Twitter’s impact is not limited to news, sports and political opinions.
Posts on the social media platform can influence stock returns, according to research led by a West Virginia University financial expert.
Alexander Kurov, Fred T. Tattersall Research Chair and Professor of Finance in the John Chambers College of Business and Economics, found that firm-level Twitter content has information useful for predicting next-day stock returns, and that it is a stronger predictor of returns for firms with less analyst coverage.
Kurov co-authored the study, “Informational role of social media: Evidence from Twitter sentiment,” with Chen Gu, a 2018 graduate of the WVU finance doctoral program. Their findings are being published in the Journal of Banking and Finance.
In reaching their conclusions, Kurov and Gu obtained data from Bloomberg, which classifies individual tweets about a given company, aggregates them and calls the resulting variable “Twitter sentiment.”
“Academic research in finance generally shows that investor sentiment tends to be driven by investor beliefs or feelings not justified by fundamentals, such as facts and rational expectations that should determine the value of a stock,” Kurov said. “Our results show, however, that Twitter sentiment contains relevant information not yet reflected in stock prices.
“In particular, we show that Twitter sentiment contains information about upcoming analyst recommendation changes, analyst target price changes, quarterly earnings surprises and opening prices of stock initial public offerings.”
Since 2013, the Securities and Exchange Commission has allowed public firms to distribute news, such as quarterly earnings, to the public via Twitter. The increased use of Twitter by firms and investors – including famous names like Warren Buffett – spurred Kurov and Gu to research the matter and determine how social media can be employed as part of an investment strategy.
Kurov also pointed to events in which information was prematurely revealed on Twitter, leading to large moves in stock prices.
For example, at a 2016 conference of the American Diabetes Association, the results of a clinical trial of Victoza, a new diabetes drug produced by Novo Nordisk, were announced during a presentation. While the ADA asked attendees to keep that information confidential, pictures of presentation slides showing those results popped up on several Twitter accounts within minutes.
Novo’s stock price fell by 5.6 percent the following day because the new drug appeared less effective than expected.

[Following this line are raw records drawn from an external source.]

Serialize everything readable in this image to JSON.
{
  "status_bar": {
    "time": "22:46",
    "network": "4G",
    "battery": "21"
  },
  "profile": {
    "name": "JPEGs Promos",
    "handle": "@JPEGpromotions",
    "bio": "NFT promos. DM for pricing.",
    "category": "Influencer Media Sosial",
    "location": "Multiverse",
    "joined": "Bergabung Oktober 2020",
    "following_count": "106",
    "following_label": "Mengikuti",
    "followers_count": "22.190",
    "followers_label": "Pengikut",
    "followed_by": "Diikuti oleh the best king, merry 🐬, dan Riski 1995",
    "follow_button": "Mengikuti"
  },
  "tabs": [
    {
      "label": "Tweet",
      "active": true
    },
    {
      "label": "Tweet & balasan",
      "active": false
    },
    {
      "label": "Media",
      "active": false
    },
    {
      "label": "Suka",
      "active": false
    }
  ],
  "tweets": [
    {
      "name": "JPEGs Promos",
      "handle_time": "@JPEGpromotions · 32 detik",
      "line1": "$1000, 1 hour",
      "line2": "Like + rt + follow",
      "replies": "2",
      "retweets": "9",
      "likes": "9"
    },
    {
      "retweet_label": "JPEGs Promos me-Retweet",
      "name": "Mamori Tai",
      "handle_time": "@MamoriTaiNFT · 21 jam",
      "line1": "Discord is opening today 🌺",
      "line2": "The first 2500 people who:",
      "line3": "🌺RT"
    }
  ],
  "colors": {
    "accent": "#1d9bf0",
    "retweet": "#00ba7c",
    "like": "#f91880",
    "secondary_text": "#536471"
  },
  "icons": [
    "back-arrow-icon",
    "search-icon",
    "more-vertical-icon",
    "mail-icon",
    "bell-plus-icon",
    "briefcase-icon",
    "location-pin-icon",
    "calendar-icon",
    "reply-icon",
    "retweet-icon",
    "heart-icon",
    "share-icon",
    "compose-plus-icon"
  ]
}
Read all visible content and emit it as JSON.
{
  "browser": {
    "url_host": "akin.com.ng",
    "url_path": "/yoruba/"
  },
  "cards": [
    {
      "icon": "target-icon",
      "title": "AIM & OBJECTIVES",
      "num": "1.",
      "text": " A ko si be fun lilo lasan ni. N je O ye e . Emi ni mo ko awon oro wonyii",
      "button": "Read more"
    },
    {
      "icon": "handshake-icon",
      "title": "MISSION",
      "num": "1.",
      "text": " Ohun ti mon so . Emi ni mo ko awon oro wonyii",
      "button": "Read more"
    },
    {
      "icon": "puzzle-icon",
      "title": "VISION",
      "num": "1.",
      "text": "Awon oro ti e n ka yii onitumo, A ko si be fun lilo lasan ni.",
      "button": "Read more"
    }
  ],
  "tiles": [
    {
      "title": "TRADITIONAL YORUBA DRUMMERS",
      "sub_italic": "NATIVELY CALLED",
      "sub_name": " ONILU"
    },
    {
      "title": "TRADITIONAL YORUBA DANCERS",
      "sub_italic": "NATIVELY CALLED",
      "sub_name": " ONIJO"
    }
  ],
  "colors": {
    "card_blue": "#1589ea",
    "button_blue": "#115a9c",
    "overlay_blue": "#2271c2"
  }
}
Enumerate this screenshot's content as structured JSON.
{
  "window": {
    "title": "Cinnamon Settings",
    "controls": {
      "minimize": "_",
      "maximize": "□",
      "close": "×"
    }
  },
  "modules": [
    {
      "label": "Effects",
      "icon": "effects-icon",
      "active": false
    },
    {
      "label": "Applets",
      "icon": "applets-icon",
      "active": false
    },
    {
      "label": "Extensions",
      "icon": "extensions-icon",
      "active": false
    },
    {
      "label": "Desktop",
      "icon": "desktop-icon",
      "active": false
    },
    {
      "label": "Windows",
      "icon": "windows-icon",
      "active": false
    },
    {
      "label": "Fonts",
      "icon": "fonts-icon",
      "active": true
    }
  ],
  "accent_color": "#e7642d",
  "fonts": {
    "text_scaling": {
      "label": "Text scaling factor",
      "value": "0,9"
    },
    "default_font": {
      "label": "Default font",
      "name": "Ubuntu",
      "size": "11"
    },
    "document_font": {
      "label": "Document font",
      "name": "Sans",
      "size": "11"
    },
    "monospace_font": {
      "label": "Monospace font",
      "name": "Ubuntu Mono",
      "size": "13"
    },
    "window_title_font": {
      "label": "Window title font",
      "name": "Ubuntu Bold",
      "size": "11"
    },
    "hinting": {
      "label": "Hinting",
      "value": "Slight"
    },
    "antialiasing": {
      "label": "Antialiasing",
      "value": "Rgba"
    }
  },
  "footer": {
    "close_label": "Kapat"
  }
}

“On the one hand, it is possible that tweets mentioning companies have little new relevant information,” Kurov said. “In that case, Twitter content is just random noise that should have no permanent effect on stock prices. On the other hand, Twitter may aggregate bits and pieces of relevant information from diverse sources. We wanted to see which of these two plausible stories has more support in the data. Some previous studies have looked at information content of Twitter messages, but we were the first to test systematically if these messages contain useful information about thousands of individual stocks.”
These findings have important implications for market participants, Kurov added. Traders should now analyze social media content carefully, and entities should continue to improve transparency and market efficiency by utilizing social media, he said.
And despite the evidence that tweets can influence stock prices, Kurov said it is unlikely that firms or investors can systematically manipulate stocks through Twitter activity.
“If a Twitter feed consistently disseminates information that is not factual, investors will quickly figure this out,” he said. “Furthermore, spreading false information with intent to manipulate security prices is illegal and could make the person doing that a target of an investigation by the Securities and Exchange Commission.”